Zuvor hatten bereits mehrere türkische Regierungsmitglieder das Verbot der Übertragung scharf kritisiert. Erdogans Sprecher Ibrahim Kalin sagte, dies sei "unannehmbar". Es handele sich um einen Verstoß gegen die Meinungs- und Versammlungsfreiheit. Justizminister Bekir Bozdag schrieb auf Twitter, das Verbot der Übertragung sei auf "widerrechtliche und unhöfliche Art" erfolgt. Es sei von nun an inakzeptabel, wenn Deutschland gegenüber der Türkei die Begriffe Demokratie, Rechtsstaat, Menschenrechte und Freiheit auch nur in den Mund nehme. Zudem warf der Justizminister Deutschland eine ungerechte Behandlung der hierzulande lebenden Türken vor. Deutschland sei für viele "ernste Diskriminierungen und Ungerechtigkeiten" verantwortlich. Der türkische EU-Minister Ömer Celik kommentierte das Verbot der Zuschaltung ebenfalls auf Twitter und bezeichnete es als "Abweichung von der Meinungsfreiheit und Demokratie".

Die Bundesregierung reagierte gelassen auf die Einberufung des Botschaftsgesandten. "Das ist nichts Ungewöhnliches", sagte Regierungssprecher Martin Schäfer. "Ich denke nicht, dass das als Rüge gemeint ist."

40.000 Menschen demonstrieren für Erdogan

Gut zwei Wochen nach dem vereitelten Putsch in der Türkei hatten am Sonntag Zehntausende in Köln friedlich ihre Unterstützung für Erdogan demonstriert. Zugleich feierten sie die Niederschlagung des Umsturzversuchs. Eigentlich hatten die Veranstalter der Kundgebung in Köln geplant, Erdogan auf einer Großleinwand live zuzuschalten - dies war angesichts der aufgeheizten Stimmung aber verboten worden. Die Veranstalter der Demonstration in Köln waren gerichtlich gegen das Verbot vorgegangen, am Samstag aber vor dem Bundesverfassungsgericht gescheitert.

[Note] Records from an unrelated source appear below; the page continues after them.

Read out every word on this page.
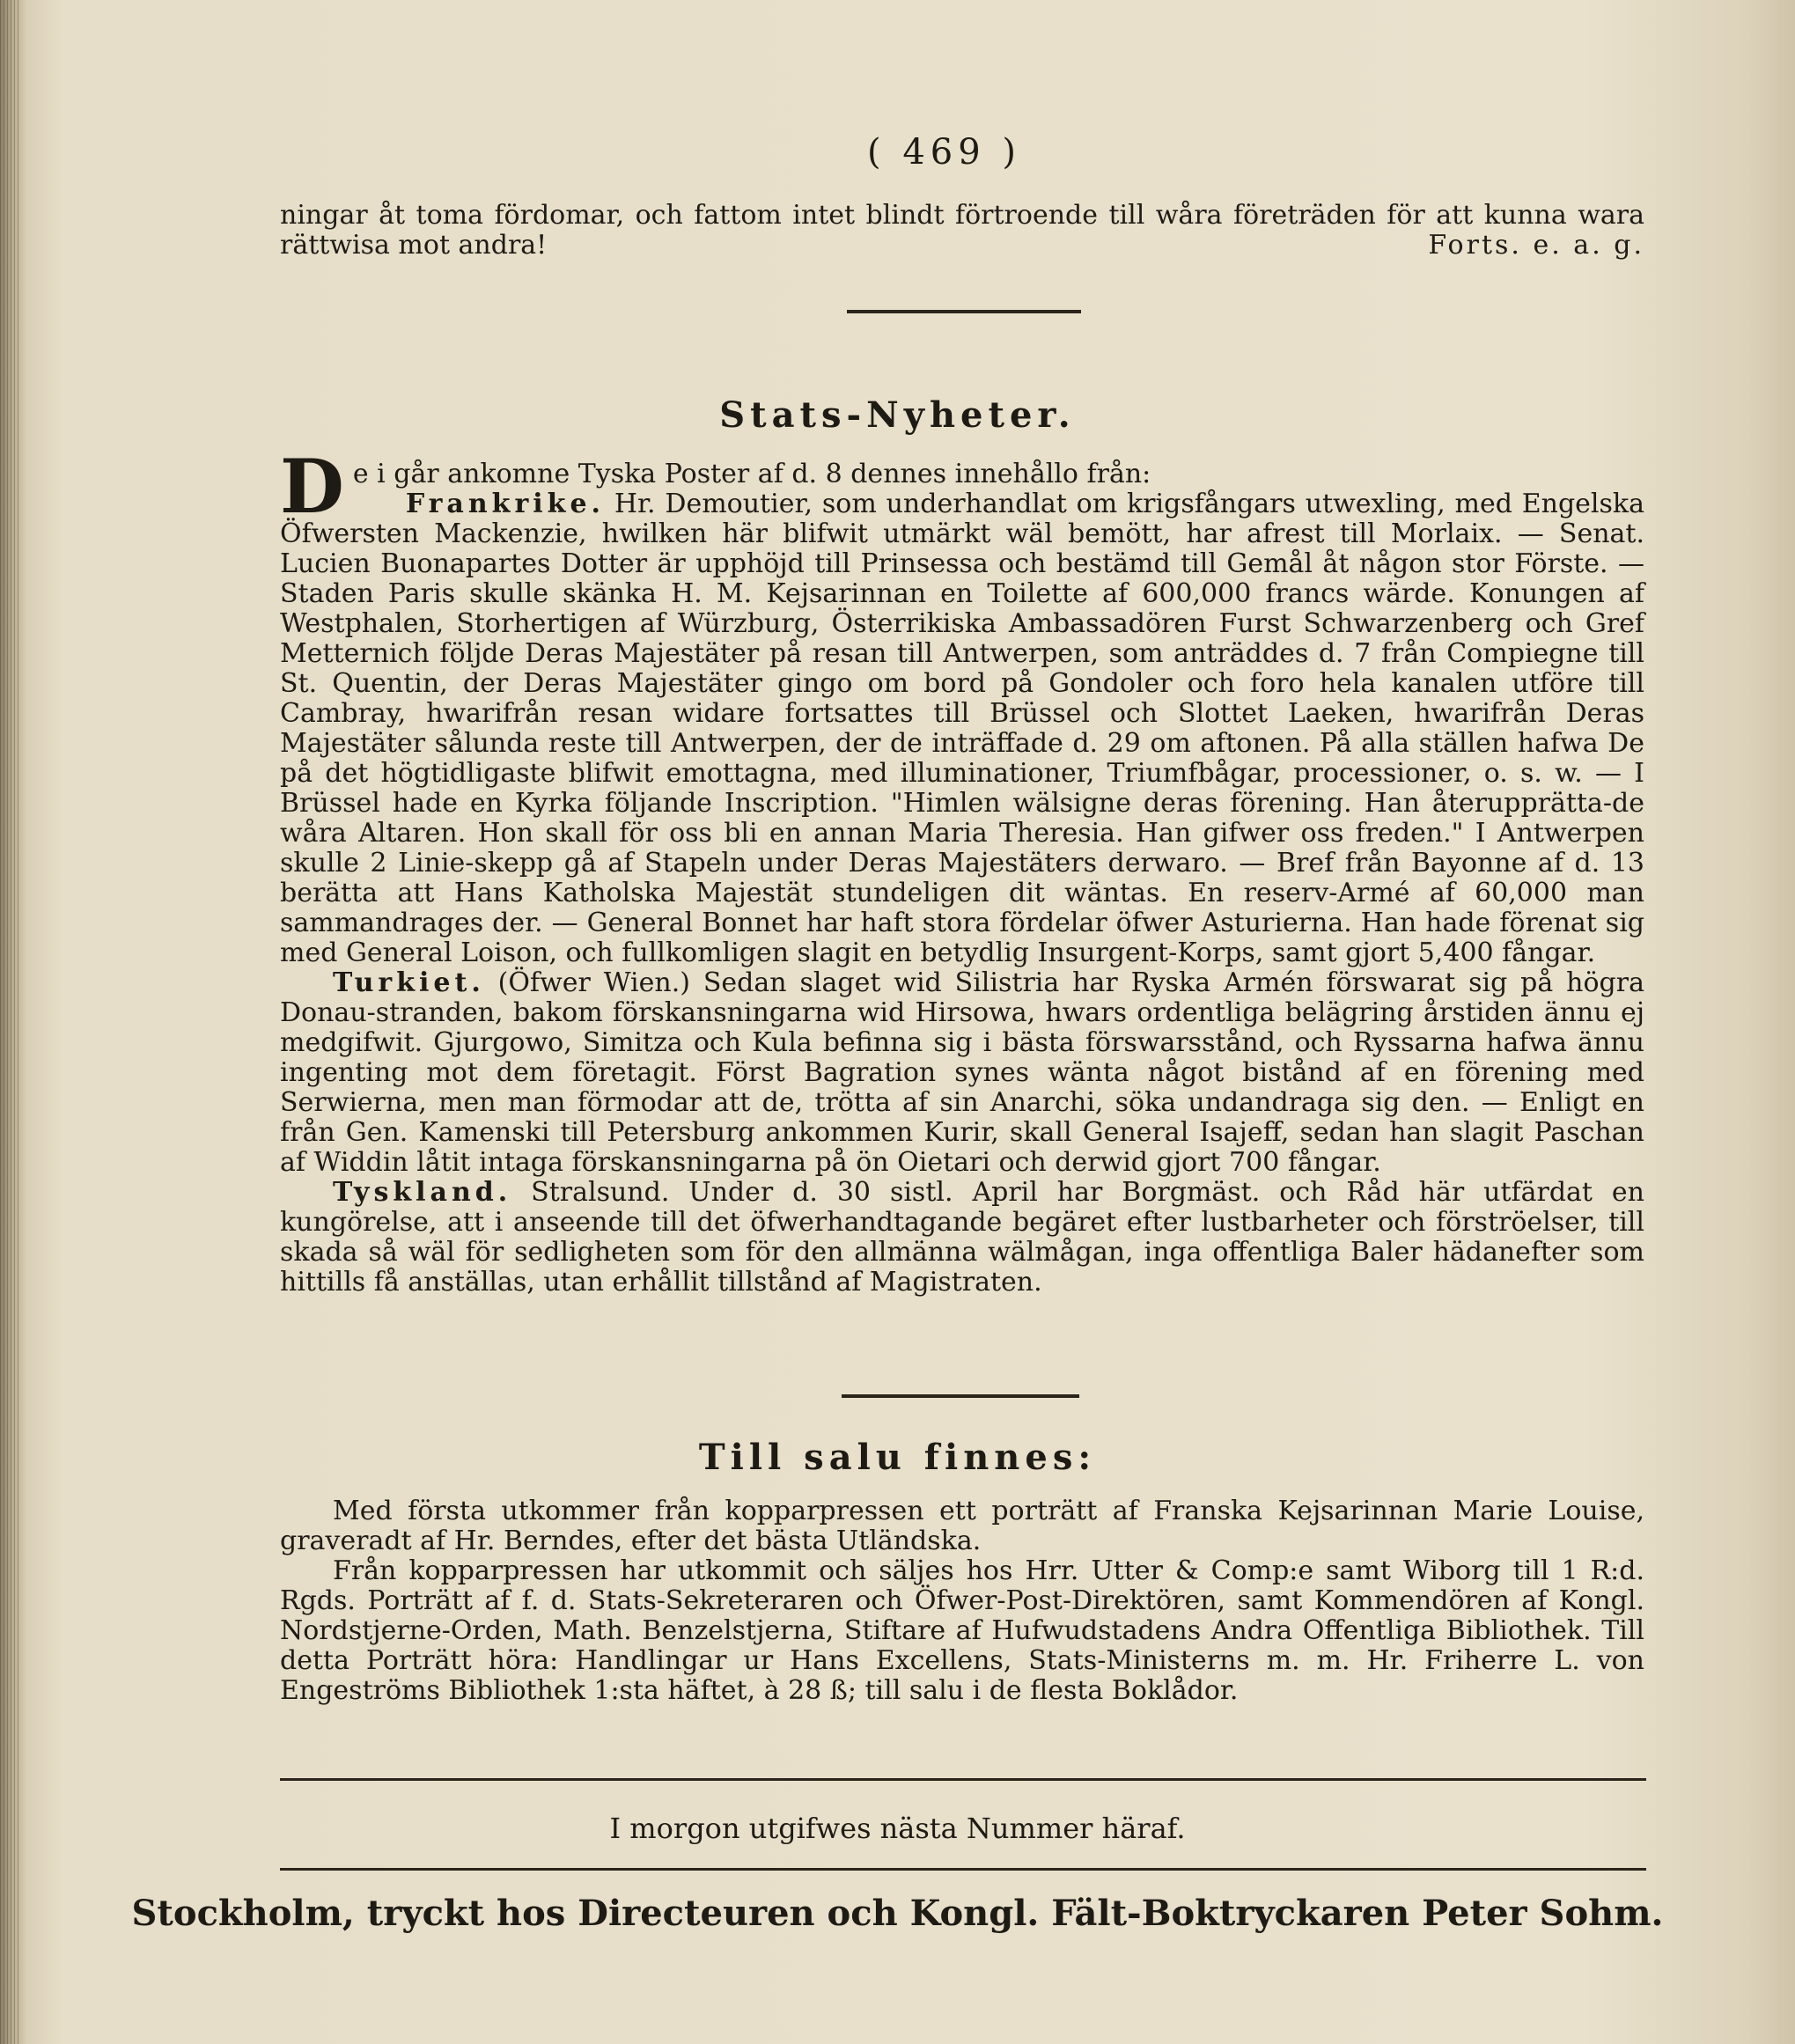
( 469 )

ningar åt toma fördomar, och fattom intet blindt förtroende till wåra företräden för att kunna wara rättwisa mot andra!	Forts. e. a. g.

Stats-Nyheter.

D e i går ankomne Tyska Poster af d. 8 dennes innehållo från:

Frankrike. Hr. Demoutier, som underhandlat om krigsfångars utwexling, med Engelska Öfwersten Mackenzie, hwilken här blifwit utmärkt wäl bemött, har afrest till Morlaix. — Senat. Lucien Buonapartes Dotter är upphöjd till Prinsessa och bestämd till Gemål åt någon stor Förste. — Staden Paris skulle skänka H. M. Kejsarinnan en Toilette af 600,000 francs wärde. Konungen af Westphalen, Storhertigen af Würzburg, Österrikiska Ambassadören Furst Schwarzenberg och Gref Metternich följde Deras Majestäter på resan till Antwerpen, som anträddes d. 7 från Compiegne till St. Quentin, der Deras Majestäter gingo om bord på Gondoler och foro hela kanalen utföre till Cambray, hwarifrån resan widare fortsattes till Brüssel och Slottet Laeken, hwarifrån Deras Majestäter sålunda reste till Antwerpen, der de inträffade d. 29 om aftonen. På alla ställen hafwa De på det högtidligaste blifwit emottagna, med illuminationer, Triumfbågar, processioner, o. s. w. — I Brüssel hade en Kyrka följande Inscription. "Himlen wälsigne deras förening. Han återupprätta-de wåra Altaren. Hon skall för oss bli en annan Maria Theresia. Han gifwer oss freden." I Antwerpen skulle 2 Linie-skepp gå af Stapeln under Deras Majestäters derwaro. — Bref från Bayonne af d. 13 berätta att Hans Katholska Majestät stundeligen dit wäntas. En reserv-Armé af 60,000 man sammandrages der. — General Bonnet har haft stora fördelar öfwer Asturierna. Han hade förenat sig med General Loison, och fullkomligen slagit en betydlig Insurgent-Korps, samt gjort 5,400 fångar.

Turkiet. (Öfwer Wien.) Sedan slaget wid Silistria har Ryska Armén förswarat sig på högra Donau-stranden, bakom förskansningarna wid Hirsowa, hwars ordentliga belägring årstiden ännu ej medgifwit. Gjurgowo, Simitza och Kula befinna sig i bästa förswarsstånd, och Ryssarna hafwa ännu ingenting mot dem företagit. Först Bagration synes wänta något bistånd af en förening med Serwierna, men man förmodar att de, trötta af sin Anarchi, söka undandraga sig den. — Enligt en från Gen. Kamenski till Petersburg ankommen Kurir, skall General Isajeff, sedan han slagit Paschan af Widdin låtit intaga förskansningarna på ön Oietari och derwid gjort 700 fångar.

Tyskland. Stralsund. Under d. 30 sistl. April har Borgmäst. och Råd här utfärdat en kungörelse, att i anseende till det öfwerhandtagande begäret efter lustbarheter och förströelser, till skada så wäl för sedligheten som för den allmänna wälmågan, inga offentliga Baler hädanefter som hittills få anställas, utan erhållit tillstånd af Magistraten.

Till salu finnes:

Med första utkommer från kopparpressen ett porträtt af Franska Kejsarinnan Marie Louise, graveradt af Hr. Berndes, efter det bästa Utländska.

Från kopparpressen har utkommit och säljes hos Hrr. Utter & Comp:e samt Wiborg till 1 R:d. Rgds. Porträtt af f. d. Stats-Sekreteraren och Öfwer-Post-Direktören, samt Kommendören af Kongl. Nordstjerne-Orden, Math. Benzelstjerna, Stiftare af Hufwudstadens Andra Offentliga Bibliothek. Till detta Porträtt höra: Handlingar ur Hans Excellens, Stats-Ministerns m. m. Hr. Friherre L. von Engeströms Bibliothek 1:sta häftet, à 28 ß; till salu i de flesta Boklådor.

I morgon utgifwes nästa Nummer häraf.
Stockholm, tryckt hos Directeuren och Kongl. Fält-Boktryckaren Peter Sohm.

Nach Angaben der Polizei nahmen 30.000 bis 40.000 Menschen an der Kundgebung teil. Es gab mehrere Gegendemonstrationen. Zu den befürchteten Ausschreitungen kam es aber nicht. Die Polizei zog am Abend eine positive Bilanz. Im Einsatz waren 2700 Beamte, auch Wasserwerfer standen bereit.

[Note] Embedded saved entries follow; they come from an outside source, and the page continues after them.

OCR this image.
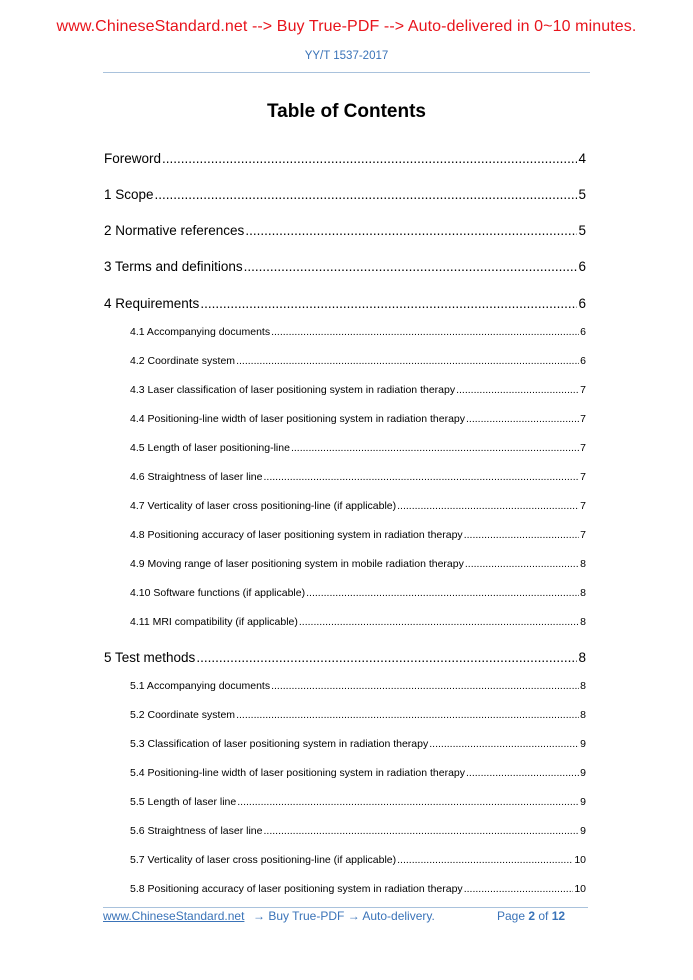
www.ChineseStandard.net --> Buy True-PDF --> Auto-delivered in 0~10 minutes.
YY/T 1537-2017
Table of Contents
Foreword .....	4
1 Scope .....	5
2 Normative references .....	5
3 Terms and definitions .....	6
4 Requirements .....	6
4.1 Accompanying documents .....	6
4.2 Coordinate system .....	6
4.3 Laser classification of laser positioning system in radiation therapy .....	7
4.4 Positioning-line width of laser positioning system in radiation therapy .....	7
4.5 Length of laser positioning-line .....	7
4.6 Straightness of laser line .....	7
4.7 Verticality of laser cross positioning-line (if applicable) .....	7
4.8 Positioning accuracy of laser positioning system in radiation therapy .....	7
4.9 Moving range of laser positioning system in mobile radiation therapy .....	8
4.10 Software functions (if applicable) .....	8
4.11 MRI compatibility (if applicable) .....	8
5 Test methods .....	8
5.1 Accompanying documents .....	8
5.2 Coordinate system .....	8
5.3 Classification of laser positioning system in radiation therapy .....	9
5.4 Positioning-line width of laser positioning system in radiation therapy .....	9
5.5 Length of laser line .....	9
5.6 Straightness of laser line .....	9
5.7 Verticality of laser cross positioning-line (if applicable) .....	10
5.8 Positioning accuracy of laser positioning system in radiation therapy .....	10
www.ChineseStandard.net → Buy True-PDF → Auto-delivery.	Page 2 of 12
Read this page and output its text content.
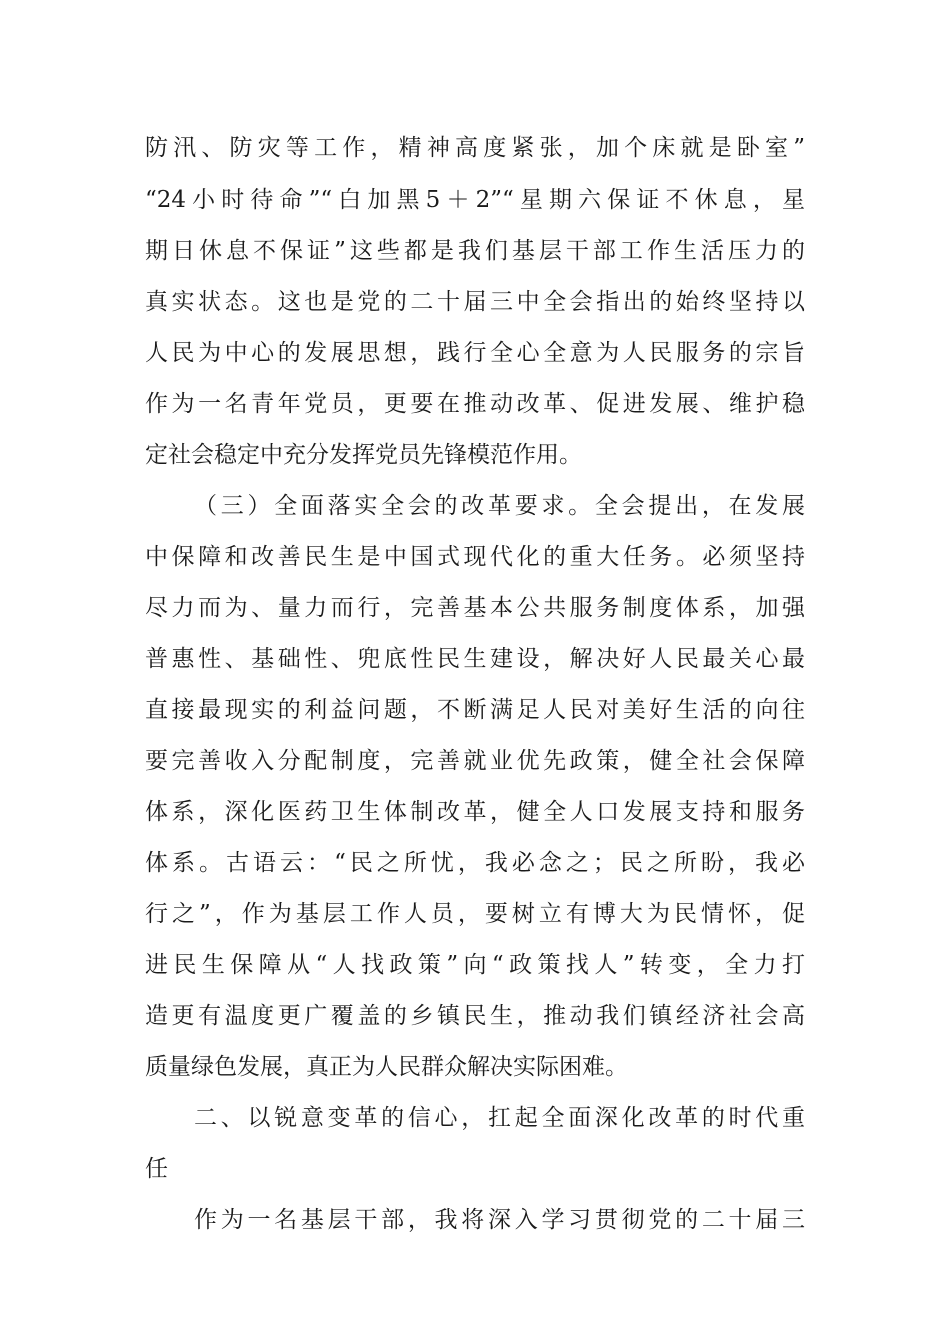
防汛、防灾等工作，精神高度紧张，加个床就是卧室”
“24小时待命”“白加黑5＋2”“星期六保证不休息，星
期日休息不保证”这些都是我们基层干部工作生活压力的
真实状态。这也是党的二十届三中全会指出的始终坚持以
人民为中心的发展思想，践行全心全意为人民服务的宗旨
作为一名青年党员，更要在推动改革、促进发展、维护稳
定社会稳定中充分发挥党员先锋模范作用。
（三）全面落实全会的改革要求。全会提出，在发展
中保障和改善民生是中国式现代化的重大任务。必须坚持
尽力而为、量力而行，完善基本公共服务制度体系，加强
普惠性、基础性、兜底性民生建设，解决好人民最关心最
直接最现实的利益问题，不断满足人民对美好生活的向往
要完善收入分配制度，完善就业优先政策，健全社会保障
体系，深化医药卫生体制改革，健全人口发展支持和服务
体系。古语云：“民之所忧，我必念之；民之所盼，我必
行之”，作为基层工作人员，要树立有博大为民情怀，促
进民生保障从“人找政策”向“政策找人”转变，全力打
造更有温度更广覆盖的乡镇民生，推动我们镇经济社会高
质量绿色发展，真正为人民群众解决实际困难。
二、以锐意变革的信心，扛起全面深化改革的时代重
任
作为一名基层干部，我将深入学习贯彻党的二十届三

Rotes Meer aus türkischen Flaggen

Der Kundgebungsplatz glich einem roten Meer aus türkischen Flaggen. Mit einer Schweigeminute gedachten die Teilnehmer der Opfer des Putschversuches in der Türkei sowie der Opfer der jüngsten Terroranschläge in Frankreich, Deutschland und der Türkei. Gegen Ende der Veranstaltung wurde eine Botschaft Erdogans verlesen. In dieser lobte er, dass sich die türkische Bevölkerung den Putschisten mutig entgegengestellt habe. Er dankte auch den türkischen Bürgern, die in Deutschland auf die Straße gegangen seien. "Heute ist die Türkei stärker als sie je vor dem 15. Juli gewesen ist", hieß es.

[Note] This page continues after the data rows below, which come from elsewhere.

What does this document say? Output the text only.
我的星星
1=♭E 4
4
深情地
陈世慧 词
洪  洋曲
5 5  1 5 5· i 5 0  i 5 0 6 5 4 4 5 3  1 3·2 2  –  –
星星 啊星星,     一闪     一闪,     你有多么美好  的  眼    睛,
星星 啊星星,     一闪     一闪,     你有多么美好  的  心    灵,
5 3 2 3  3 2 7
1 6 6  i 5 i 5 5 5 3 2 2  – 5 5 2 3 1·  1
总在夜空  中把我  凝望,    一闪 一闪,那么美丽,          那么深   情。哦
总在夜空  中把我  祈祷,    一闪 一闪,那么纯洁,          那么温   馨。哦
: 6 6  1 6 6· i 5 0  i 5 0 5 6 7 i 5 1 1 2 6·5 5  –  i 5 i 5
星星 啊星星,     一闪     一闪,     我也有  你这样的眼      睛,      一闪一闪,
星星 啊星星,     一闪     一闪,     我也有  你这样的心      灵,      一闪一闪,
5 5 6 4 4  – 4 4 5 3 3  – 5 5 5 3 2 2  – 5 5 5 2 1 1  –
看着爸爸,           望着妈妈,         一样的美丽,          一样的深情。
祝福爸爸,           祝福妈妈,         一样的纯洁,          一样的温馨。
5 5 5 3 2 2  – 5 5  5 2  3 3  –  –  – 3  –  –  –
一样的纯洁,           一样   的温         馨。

Erdogan macht den in den USA lebenden Prediger Fethullah Gülen für den Putschversuch von Mitte Juli verantwortlich. In der Türkei läuft seither eine von der Regierung so genannte Säuberungswelle gegen mutmaßliche Unterstützer Gülens im Militär, in der Polizei, den Medien, der Justiz und im Bildungswesen. Knapp 18.700 Menschen wurden festgenommen, gegen 10.137 ergingen nach Angaben Erdogans Haftbefehle. Die harten Maßnahmen wurden besonders aus der EU kritisiert.